Politically, this doesn’t even rise to the level of ‘failure.’

In a rational world, Fish’s piece would have been drowned out by derisive laughter. Instead, it was quoted approvingly by the AFT FACE folk and all manner of adjunct activists, even though it undercuts their departments’ reason to exist.

*headdesk*

If SUNY Albany had, instead, simply adjuncted-out more courses across the humanities, eventuating in the same level of savings, would that have been better or worse? Suppose that, instead of tossing some bottles, it had just watered more bottles down. How might the world have reacted?

Judging by the last forty years’ worth of trendlines, I’ll go out on a limb and say that nearly nobody outside of Albany would have noticed. Business would have gone on as usual.

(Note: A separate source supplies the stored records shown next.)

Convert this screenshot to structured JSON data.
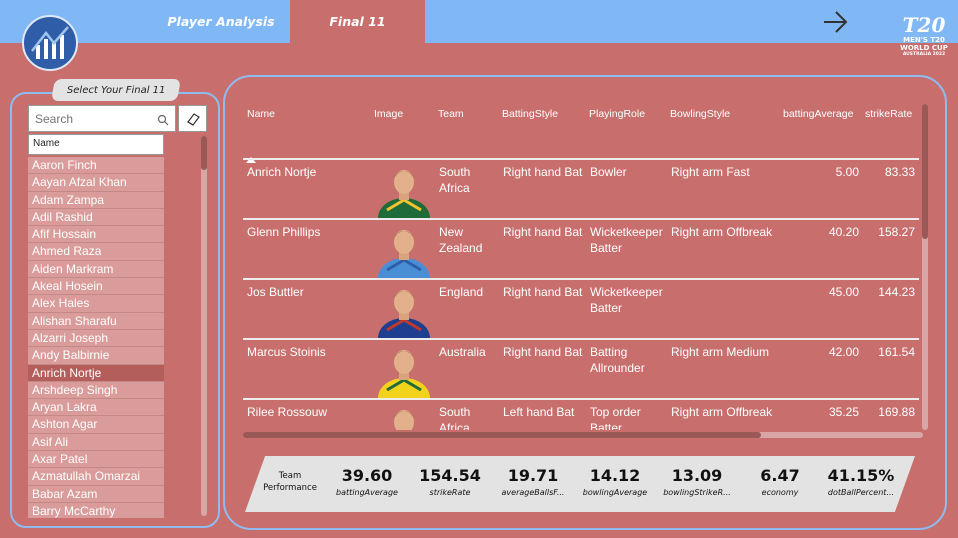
{
  "header": {
    "tabs": [
      {
        "label": "Player Analysis"
      },
      {
        "label": "Final 11"
      }
    ],
    "logo_right": {
      "line1": "T20",
      "line2": "MEN'S T20",
      "line3": "WORLD CUP",
      "line4": "AUSTRALIA 2022"
    }
  },
  "slicer": {
    "title": "Select Your Final 11",
    "search_placeholder": "Search",
    "column_header": "Name",
    "items": [
      "Aaron Finch",
      "Aayan Afzal Khan",
      "Adam Zampa",
      "Adil Rashid",
      "Afif Hossain",
      "Ahmed Raza",
      "Aiden Markram",
      "Akeal Hosein",
      "Alex Hales",
      "Alishan Sharafu",
      "Alzarri Joseph",
      "Andy Balbirnie",
      "Anrich Nortje",
      "Arshdeep Singh",
      "Aryan Lakra",
      "Ashton Agar",
      "Asif Ali",
      "Axar Patel",
      "Azmatullah Omarzai",
      "Babar Azam",
      "Barry McCarthy"
    ],
    "selected": "Anrich Nortje"
  },
  "table": {
    "columns": [
      "Name",
      "Image",
      "Team",
      "BattingStyle",
      "PlayingRole",
      "BowlingStyle",
      "battingAverage",
      "strikeRate"
    ],
    "rows": [
      {
        "name": "Anrich Nortje",
        "team1": "South",
        "team2": "Africa",
        "batting": "Right hand Bat",
        "role1": "Bowler",
        "role2": "",
        "bowling": "Right arm Fast",
        "avg": "5.00",
        "sr": "83.33",
        "kit": "#1f6b3a",
        "kit2": "#f4c430"
      },
      {
        "name": "Glenn Phillips",
        "team1": "New",
        "team2": "Zealand",
        "batting": "Right hand Bat",
        "role1": "Wicketkeeper",
        "role2": "Batter",
        "bowling": "Right arm Offbreak",
        "avg": "40.20",
        "sr": "158.27",
        "kit": "#4a8fd6",
        "kit2": "#2c5fa8"
      },
      {
        "name": "Jos Buttler",
        "team1": "England",
        "team2": "",
        "batting": "Right hand Bat",
        "role1": "Wicketkeeper",
        "role2": "Batter",
        "bowling": "",
        "avg": "45.00",
        "sr": "144.23",
        "kit": "#1e3f8f",
        "kit2": "#c0392b"
      },
      {
        "name": "Marcus Stoinis",
        "team1": "Australia",
        "team2": "",
        "batting": "Right hand Bat",
        "role1": "Batting",
        "role2": "Allrounder",
        "bowling": "Right arm Medium",
        "avg": "42.00",
        "sr": "161.54",
        "kit": "#f2d21b",
        "kit2": "#1f6b3a"
      },
      {
        "name": "Rilee Rossouw",
        "team1": "South",
        "team2": "Africa",
        "batting": "Left hand Bat",
        "role1": "Top order",
        "role2": "Batter",
        "bowling": "Right arm Offbreak",
        "avg": "35.25",
        "sr": "169.88",
        "kit": "#1f6b3a",
        "kit2": "#f4c430"
      }
    ]
  },
  "kpis": {
    "title_line1": "Team",
    "title_line2": "Performance",
    "items": [
      {
        "value": "39.60",
        "label": "battingAverage"
      },
      {
        "value": "154.54",
        "label": "strikeRate"
      },
      {
        "value": "19.71",
        "label": "averageBallsF..."
      },
      {
        "value": "14.12",
        "label": "bowlingAverage"
      },
      {
        "value": "13.09",
        "label": "bowlingStrikeR..."
      },
      {
        "value": "6.47",
        "label": "economy"
      },
      {
        "value": "41.15%",
        "label": "dotBallPercent..."
      }
    ]
  }
}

Instead, Albany did what few of us have the courage to do: it chose to toss some bottles and wake everyone with the noise of their shattering. It chose to face the truth, and in so doing, to maintain higher levels of resources for the programs that survived. (Fish’s analysis is silent on that point.) It made the decision -- perfectly defensible, in my estimation -- that it would rather do fewer things and continue to do them well than continue to do everything just a little bit worse.

Whether the specific bottles it chose to toss are the right ones, I don’t know; that’s context-specific, and I don’t know the context well enough to say. Whether the decision will withstand the inevitable legal challenges and votes of no confidence, I don’t know.

But it did something that the usual default move doesn’t do: it got public attention. It actually made some noise, and may have started a worthwhile debate. Should colleges continue to act as if all those budget cuts by states make no material difference, or should they put the cost on public display?

I’ll admit being less-than-optimistic that the voters of, say, New York will storm the barricades demanding more graduate programs in French Lit. Academics who care about that are invited to enter the political sphere and try to sway the electorate, though as someone who has done that for years, I’ll advise plenty of patience and a stiff sense of irony. Generally speaking, the more you can frame the discussion in terms of “great education” and “benefits to the state as a whole,” as opposed to “jobs for humanists,” the better a chance you stand.

You can’t water down the bottles forever without fundamentally changing what’s inside them. Albany decided to toss some bottles to save the rest. It’s a debatable choice, but certainly a defensible one, and it offers at least the appeal of abandoning a strategy that has failed for forty years. It also offers the appeal of maintaining quality control -- and yes, jobs -- in the departments that remain.

Albany may or may not be right, but it does not deserve the opprobrium it has received. And Fish’s win-by-losing streak remains intact.